The Senate Select Committee on COVID-19 met again on Thursday, with senators grilling employment, education and infrastructure department officials. As part of the hearing, Senator Hanson-Young asked the communications department how the $10 million granted to Fox Sports last month was decided – and why it wound up being listed as part of the federal government’s COVID-19 Response Package for the communications, cyber safety and arts sector.

“I don’t think it was announced as a specific COVID measure, as such,” answered Richard Windeyer, deputy secretary of the Department of Infrastructure, Transport, Regional Development and Communications.

“It’s the extension of that under-represented sports program… to extend the program, which was otherwise terminating.”

Government documents list the new $10 million as funding “to extend the Supporting Television and Online Coverage of Under‑represented Sports Program to provide further support for the broadcasting of underrepresented sports on subscription television, including women’s sports, niche sports and sports with a high level of community involvement and participation.”
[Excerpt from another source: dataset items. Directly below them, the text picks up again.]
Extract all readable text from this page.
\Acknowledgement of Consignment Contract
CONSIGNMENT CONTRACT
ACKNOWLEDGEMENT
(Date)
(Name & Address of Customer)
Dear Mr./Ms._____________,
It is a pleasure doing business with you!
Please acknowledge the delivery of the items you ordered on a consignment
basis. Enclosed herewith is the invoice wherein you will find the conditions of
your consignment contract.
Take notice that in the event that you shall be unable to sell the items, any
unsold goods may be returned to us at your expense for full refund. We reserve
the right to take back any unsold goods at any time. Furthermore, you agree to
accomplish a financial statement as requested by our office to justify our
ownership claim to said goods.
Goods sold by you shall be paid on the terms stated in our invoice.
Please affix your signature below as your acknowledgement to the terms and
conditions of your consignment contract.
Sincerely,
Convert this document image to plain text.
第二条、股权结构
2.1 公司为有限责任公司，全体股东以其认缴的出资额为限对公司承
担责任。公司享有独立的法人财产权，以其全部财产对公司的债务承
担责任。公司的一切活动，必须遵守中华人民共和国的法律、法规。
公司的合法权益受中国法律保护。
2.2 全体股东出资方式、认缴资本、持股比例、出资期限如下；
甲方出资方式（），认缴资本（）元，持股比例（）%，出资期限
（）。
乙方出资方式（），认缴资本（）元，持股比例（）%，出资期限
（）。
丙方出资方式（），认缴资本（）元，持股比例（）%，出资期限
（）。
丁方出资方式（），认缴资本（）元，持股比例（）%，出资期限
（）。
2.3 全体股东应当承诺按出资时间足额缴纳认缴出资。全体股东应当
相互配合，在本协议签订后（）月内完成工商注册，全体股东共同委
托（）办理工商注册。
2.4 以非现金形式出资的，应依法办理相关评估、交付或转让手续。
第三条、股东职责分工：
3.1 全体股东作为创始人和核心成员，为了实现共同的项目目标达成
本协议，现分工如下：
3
The grant was listed alongside other measures such as funds to specifically support the arts and entertainment sectors to resume after COVID shutdowns, including large signature Morrison government policies such as $90 million in concessional loans for artistic productions and $400 million to entice international screen productions to film in Australia.

Government officials said the funding was specifically listed under the COVID response package because it would support sports that would resume once coronavirus shutdowns were lifted.

“This is an extension for when those under-represented sports come back on, so that we can prioritise coverage of those sports,” said department secretary Simon Atkinson.

“It was put in through that as an extension to ensure the under-represented sports had proper coverage as they started to re-open up through the back end of COVID.”

Senator Hanson-Young asked whether public broadcasters, such as the ABC or SBS, could instead have been used to promote women’s or under-represented sports.

The department later said the women’s sports to be broadcast through the program included AFLW, soccer, cricket, hockey and more. Labor senator Kristina Keneally later noted some of these sports had previously been broadcast on the ABC.

Senator Keneally, picking up after Senator Hanson-Young, asked numerous questions about how and why the funding was deemed necessary. Department officials said unable to give specifics on exactly how and why the funding was allocated to Foxtel, but said the initial $30 million funding was a “grant” – and that therefore, the additional $10 million was not available for application or tender by other broadcasters.

Senator Kristina Keneally asks about Foxtel at the committee hearing. Photo: Parlview

Michelle Rowland, Labor’s shadow communications minister, claimed there was “absolutely no accountability” around the funding, and criticised the government for “putting taxpayer-funded sports broadcasts behind a paywall.”

“The Department was unable to answer basic questions about the grant when asked by the Senate’s COVID-19 Committee today,” she told The New Daily after the hearing.

Senator Hanson-Young later slammed the decision to give Foxtel cash under the coronavirus package.

“This program makes a mockery of the Morrison Government’s Covid response measures and should be cancelled or redirected to ABC and SBS,” she told The New Daily.